De fortune, les sociétés excellent à vivre dans l’inconséquence. L’enfant va récitant les « leçons » de Moïse, mais, avant l’âge viril, il a dû passer par l’école et par les musées des sciences naturelles où l’éloquent Massillon de Mme du Deffand se fût bien vite empêtré. Des interprétations mythiques aux constatations d’expérience, il y a trop loin pour que le conflit de toujours puisse cesser autrement que par le discrédit final de l’une ou de l’autre partie. Quand de Chaldée les premières connaissances astronomiques se firent jour, l’inconnaissance prit sans retard sa revanche par les défigurations de l’astrologie[2] demeurée si tardivement en crédit. Ce n’est pas à Nostradamus que s’en prit l’Église : ce fut à Galilée.

Cependant, la vieille Bretonne à qui son fils, matelot revenu de voyage, racontait qu’il avait vu des poissons volants et un fer à cheval perdu dans la mer Rouge par le Pharaon à la poursuite des Hébreux, donnait sa pleine créance à cette dernière information, mais jurait que rien ne la ferait jamais croire, à une si flagrante absurdité qu’un poisson volant.
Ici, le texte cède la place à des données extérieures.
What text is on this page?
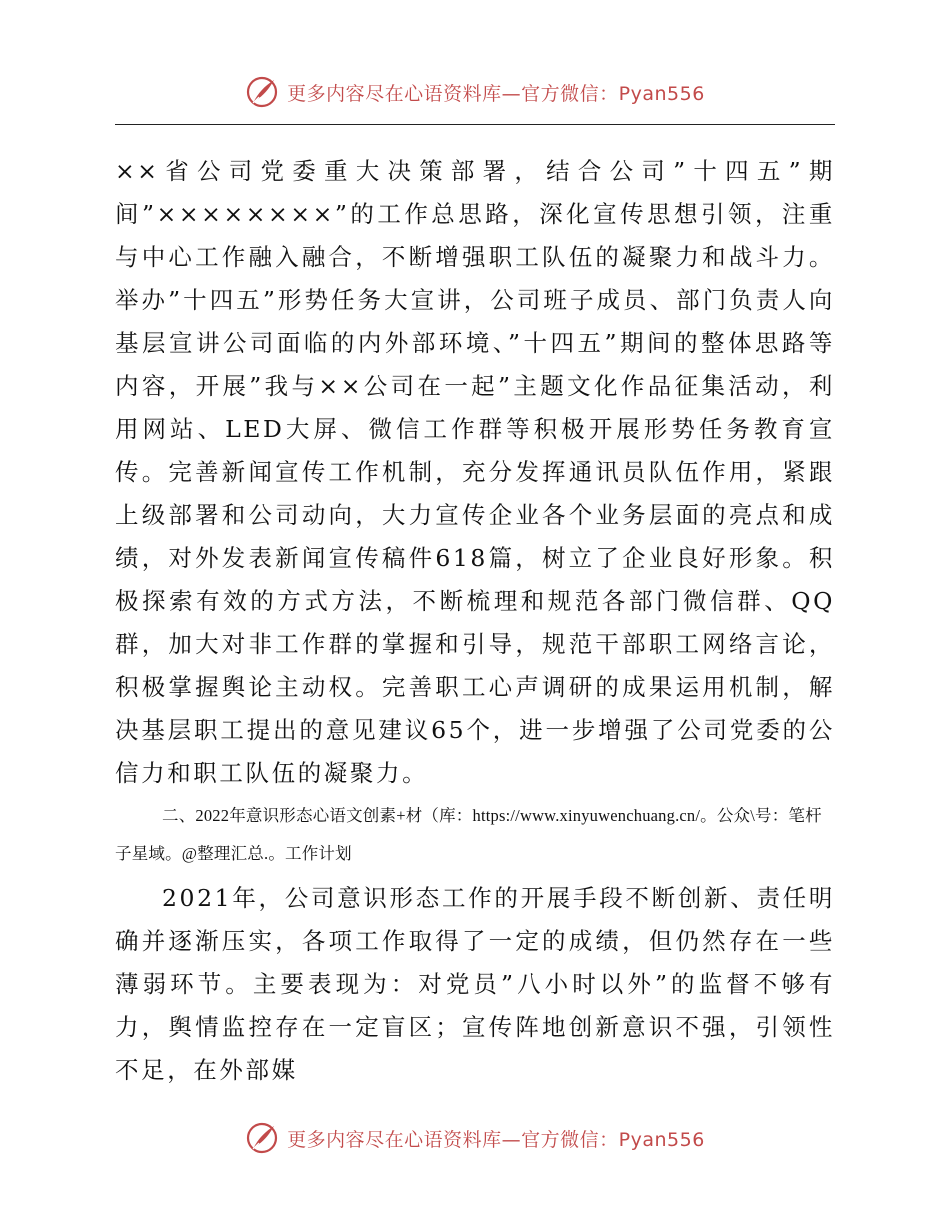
更多内容尽在心语资料库—官方微信：Pyan556

××省公司党委重大决策部署，结合公司”十四五”期间”××××××××”的工作总思路，深化宣传思想引领，注重与中心工作融入融合，不断增强职工队伍的凝聚力和战斗力。举办”十四五”形势任务大宣讲，公司班子成员、部门负责人向基层宣讲公司面临的内外部环境、”十四五”期间的整体思路等内容，开展”我与××公司在一起”主题文化作品征集活动，利用网站、LED大屏、微信工作群等积极开展形势任务教育宣传。完善新闻宣传工作机制，充分发挥通讯员队伍作用，紧跟上级部署和公司动向，大力宣传企业各个业务层面的亮点和成绩，对外发表新闻宣传稿件618篇，树立了企业良好形象。积极探索有效的方式方法，不断梳理和规范各部门微信群、QQ群，加大对非工作群的掌握和引导，规范干部职工网络言论，积极掌握舆论主动权。完善职工心声调研的成果运用机制，解决基层职工提出的意见建议65个，进一步增强了公司党委的公信力和职工队伍的凝聚力。

二、2022年意识形态心语文创素+材（库：https://www.xinyuwenchuang.cn/。公众\号：笔杆子星域。@整理汇总.。工作计划

2021年，公司意识形态工作的开展手段不断创新、责任明确并逐渐压实，各项工作取得了一定的成绩，但仍然存在一些薄弱环节。主要表现为：对党员”八小时以外”的监督不够有力，舆情监控存在一定盲区；宣传阵地创新意识不强，引领性不足，在外部媒

更多内容尽在心语资料库—官方微信：Pyan556
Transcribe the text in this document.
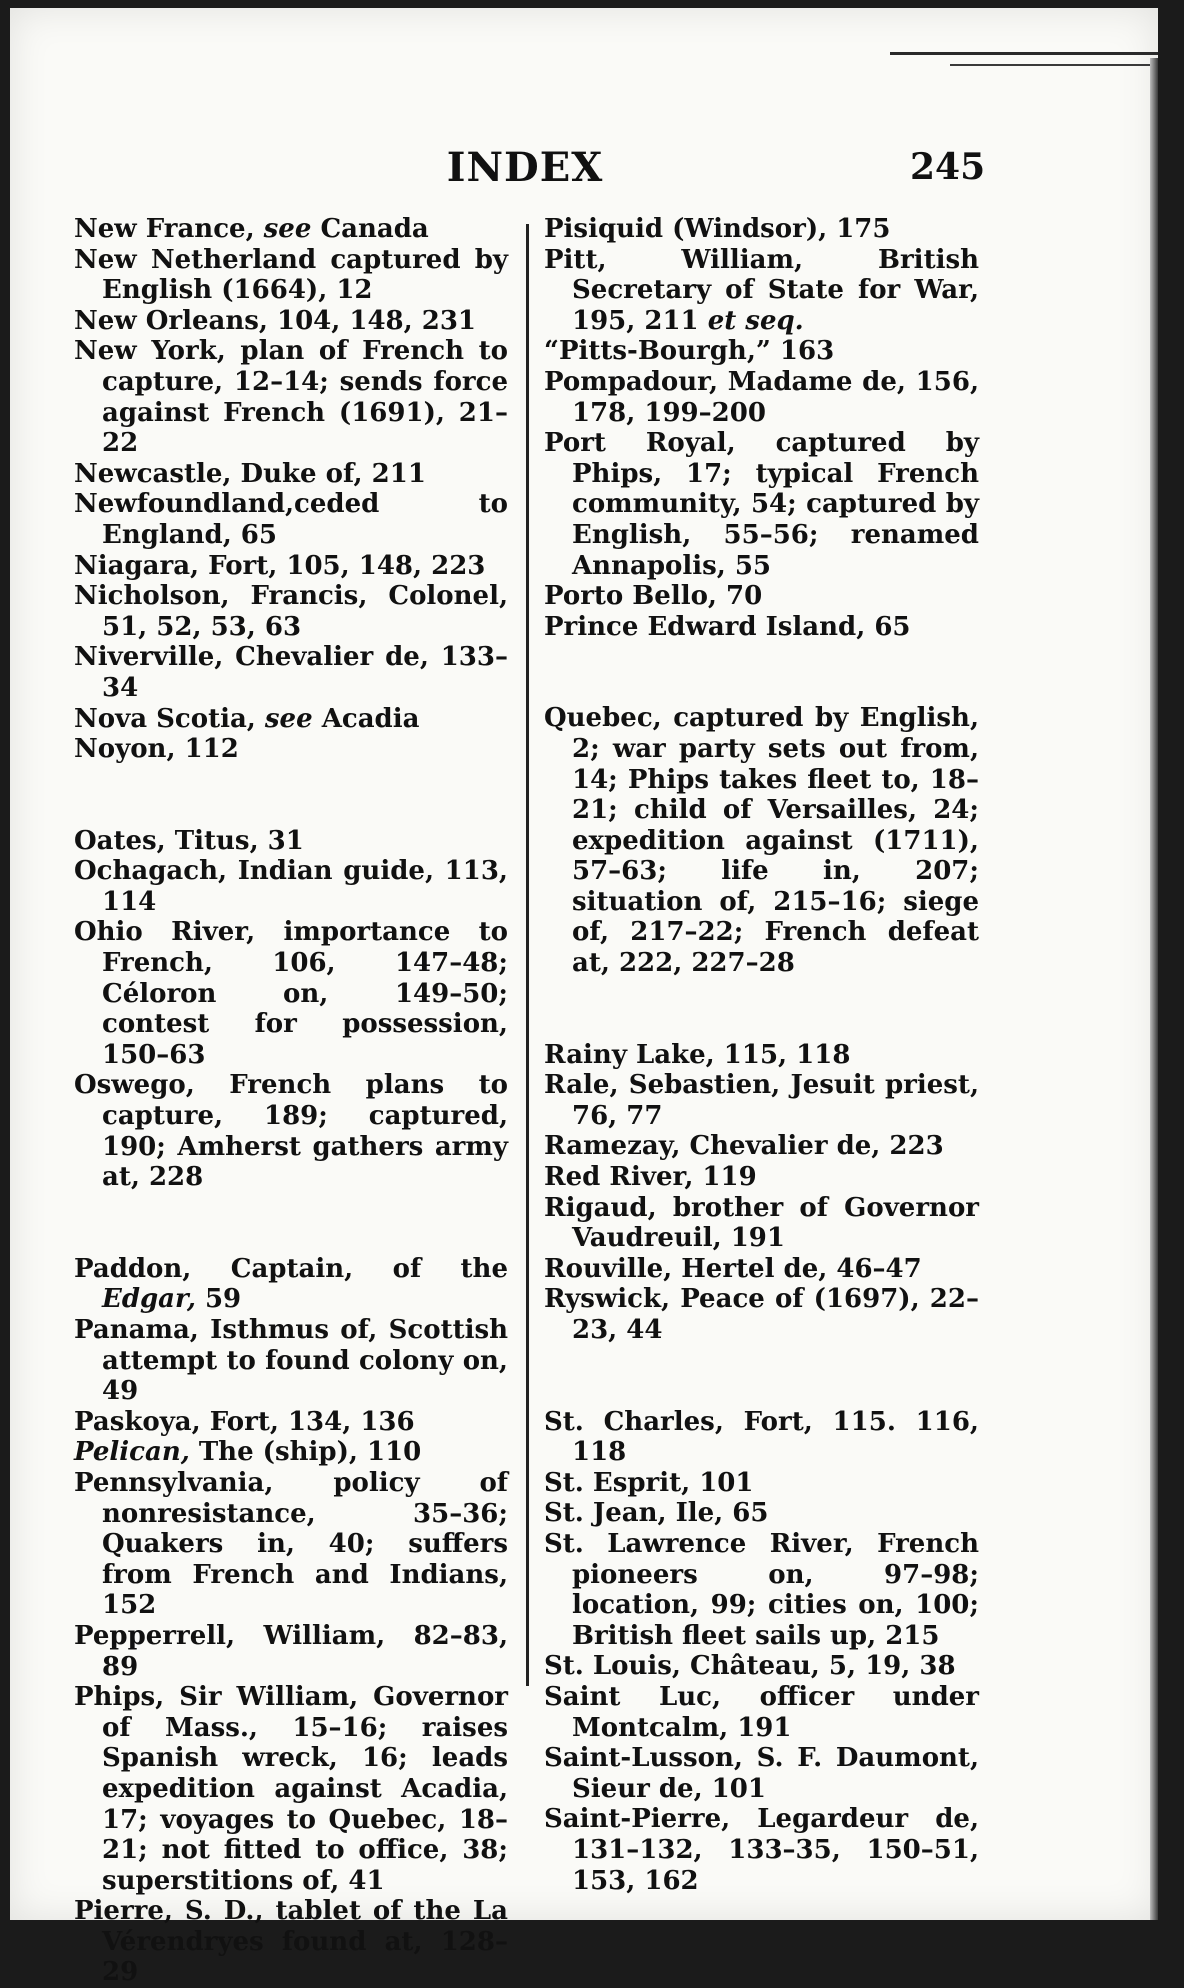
INDEX	245
New France, see Canada
New Netherland captured by English (1664), 12
New Orleans, 104, 148, 231
New York, plan of French to capture, 12–14; sends force against French (1691), 21–22
Newcastle, Duke of, 211
Newfoundland,ceded to England, 65
Niagara, Fort, 105, 148, 223
Nicholson, Francis, Colonel, 51, 52, 53, 63
Niverville, Chevalier de, 133–34
Nova Scotia, see Acadia
Noyon, 112
Oates, Titus, 31
Ochagach, Indian guide, 113, 114
Ohio River, importance to French, 106, 147–48; Céloron on, 149–50; contest for possession, 150–63
Oswego, French plans to capture, 189; captured, 190; Amherst gathers army at, 228
Paddon, Captain, of the Edgar, 59
Panama, Isthmus of, Scottish attempt to found colony on, 49
Paskoya, Fort, 134, 136
Pelican, The (ship), 110
Pennsylvania, policy of nonresistance, 35–36; Quakers in, 40; suffers from French and Indians, 152
Pepperrell, William, 82–83, 89
Phips, Sir William, Governor of Mass., 15–16; raises Spanish wreck, 16; leads expedition against Acadia, 17; voyages to Quebec, 18–21; not fitted to office, 38; superstitions of, 41
Pierre, S. D., tablet of the La Vérendryes found at, 128–29
Pisiquid (Windsor), 175
Pitt, William, British Secretary of State for War, 195, 211 et seq.
“Pitts-Bourgh,” 163
Pompadour, Madame de, 156, 178, 199–200
Port Royal, captured by Phips, 17; typical French community, 54; captured by English, 55–56; renamed Annapolis, 55
Porto Bello, 70
Prince Edward Island, 65
Quebec, captured by English, 2; war party sets out from, 14; Phips takes fleet to, 18–21; child of Versailles, 24; expedition against (1711), 57–63; life in, 207; situation of, 215–16; siege of, 217–22; French defeat at, 222, 227–28
Rainy Lake, 115, 118
Rale, Sebastien, Jesuit priest, 76, 77
Ramezay, Chevalier de, 223
Red River, 119
Rigaud, brother of Governor Vaudreuil, 191
Rouville, Hertel de, 46–47
Ryswick, Peace of (1697), 22–23, 44
St. Charles, Fort, 115. 116, 118
St. Esprit, 101
St. Jean, Ile, 65
St. Lawrence River, French pioneers on, 97–98; location, 99; cities on, 100; British fleet sails up, 215
St. Louis, Château, 5, 19, 38
Saint Luc, officer under Montcalm, 191
Saint-Lusson, S. F. Daumont, Sieur de, 101
Saint-Pierre, Legardeur de, 131–132, 133–35, 150–51, 153, 162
De toutes les cosmogonies qui furent la préface des cultes

  1. Le catéchisme de deux sous est, en effet, bien fort — mais à la condition d’y ajouter l’appui des dragonnades et des échafauds. Massillon n’en dit rien. Il en avait pris son parti.
  2. Aberration qui ne put se produire que par l’attribution fantaisiste d’un nom symbolique aux astres déifiés, sans même essayer d’une justification de rapports entre la dénomination et le monde dénommé.